O juiz da 8ª Vara Criminal de Brasília absolveu o sócio-proprietário de uma empresa de decoração para casamentos Chrisanto Lopes Galvão Netto acusado de estelionato por mais de 100 noivas. Esta foi uma das 21 ações penais que tramitam contra ele na Justiça. De acordo com o juiz, não é possível comprovar que o réu tenha agido de má-fé, com conhecimento prévio de que não poderia realizar os serviços contratados para um casamento em 2015. Ainda cabe recurso da decisão.
 

O magistrado explicou na decisão que as provas anexadas ao processo atestam que Netto Galvão “promoveu a execução dos contratos de prestação de serviço por ele celebrados até a derradeira hora do 'fechamento da empresa'. Ou seja, buscou prestar todos os serviços contratados na esperança de readquirir a estabilidade financeira”. E prossegue: "É razoável afirmar, portanto, que o acusado empreendeu todos os esforços para cumprir o maior número de contratos possível, o que, entretanto, a bem da verdade, não foi suficiente para manter a empresa e para atender a todos os clientes que contrataram seus serviços de decoração".

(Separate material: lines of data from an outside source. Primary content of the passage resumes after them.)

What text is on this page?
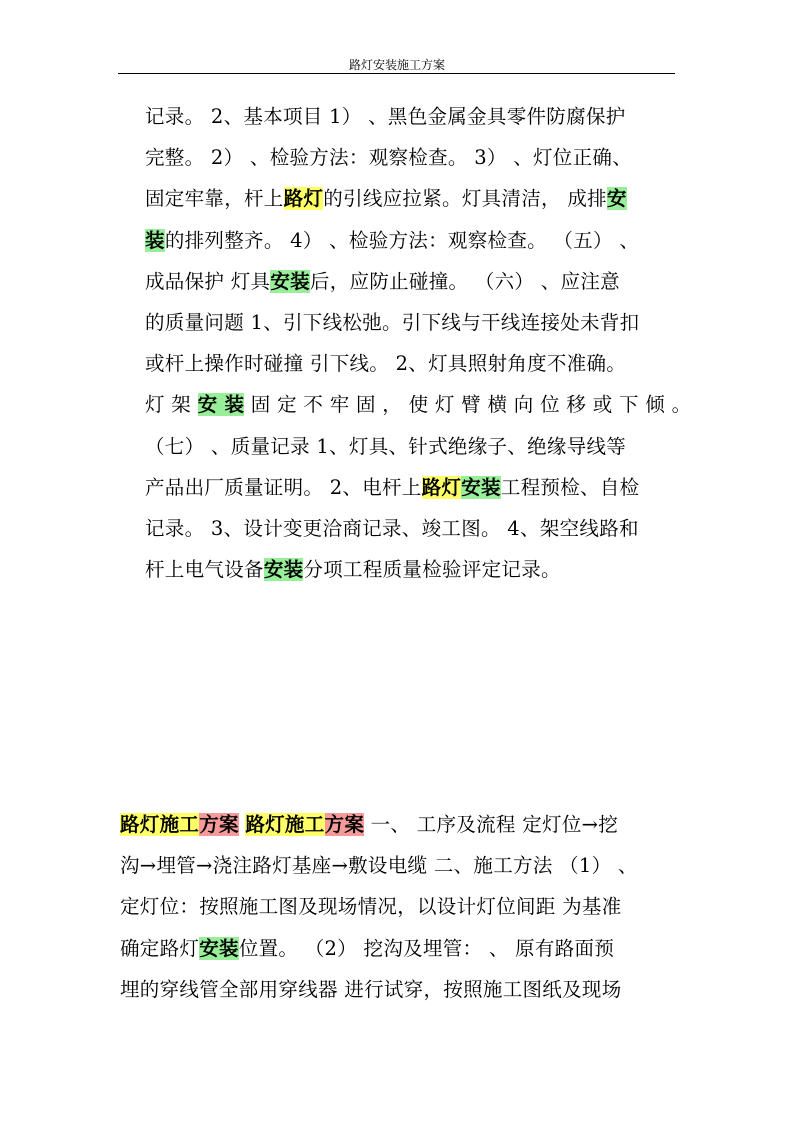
路灯安装施工方案
记录。 2、基本项目 1） 、黑色金属金具零件防腐保护
完整。 2） 、检验方法：观察检查。 3） 、灯位正确、
固定牢靠，杆上路灯的引线应拉紧。灯具清洁， 成排安
装的排列整齐。 4） 、检验方法：观察检查。 （五） 、
成品保护 灯具安装后，应防止碰撞。 （六） 、应注意
的质量问题 1、引下线松弛。引下线与干线连接处未背扣
或杆上操作时碰撞 引下线。 2、灯具照射角度不准确。
灯 架 安 装 固 定 不 牢 固 ， 使 灯 臂 横 向 位 移 或 下 倾 。
（七） 、质量记录 1、灯具、针式绝缘子、绝缘导线等
产品出厂质量证明。 2、电杆上路灯安装工程预检、自检
记录。 3、设计变更洽商记录、竣工图。 4、架空线路和
杆上电气设备安装分项工程质量检验评定记录。
路灯施工方案 路灯施工方案 一、 工序及流程 定灯位→挖
沟→埋管→浇注路灯基座→敷设电缆 二、施工方法 （1） 、
定灯位：按照施工图及现场情况，以设计灯位间距 为基准
确定路灯安装位置。 （2） 挖沟及埋管： 、 原有路面预
埋的穿线管全部用穿线器 进行试穿，按照施工图纸及现场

O juiz concluiu defendendo que "não se pode deduzir que tenha o acusado agido com má-fé ou com a intenção deliberada de enganar ou de prejudicar terceiros. Certamente, o que de fato revela os autos é que o acusado foi imprudente na direção da sua empresa, notadamente na tentativa de restabelecer as condições financeiras mínimas para manter o negócio funcionando”.
 
Carlos Vieira/CB/D.A Press
 

Fuga

Segundo o Ministério Público, autor da ação, em de fevereiro de 2015, o decorador simulou contratar com as vítimas a prestação de serviços para decorar a Igreja São Judas Tadeu e o local da festa do casamento, com data marcada para julho daquele ano. Como o profissional era conhecido no ramo de decoração, solicitou o pagamento da prestação de serviços à vista e em dinheiro, no valor de R$ 23 mil. No entanto, Netto Galvão não prestou o serviço e, com o dinheiro obtido das vítimas, fechou o estabelecimento comercial entre os meses de fevereiro e maio de 2015 e fugiu para a França. 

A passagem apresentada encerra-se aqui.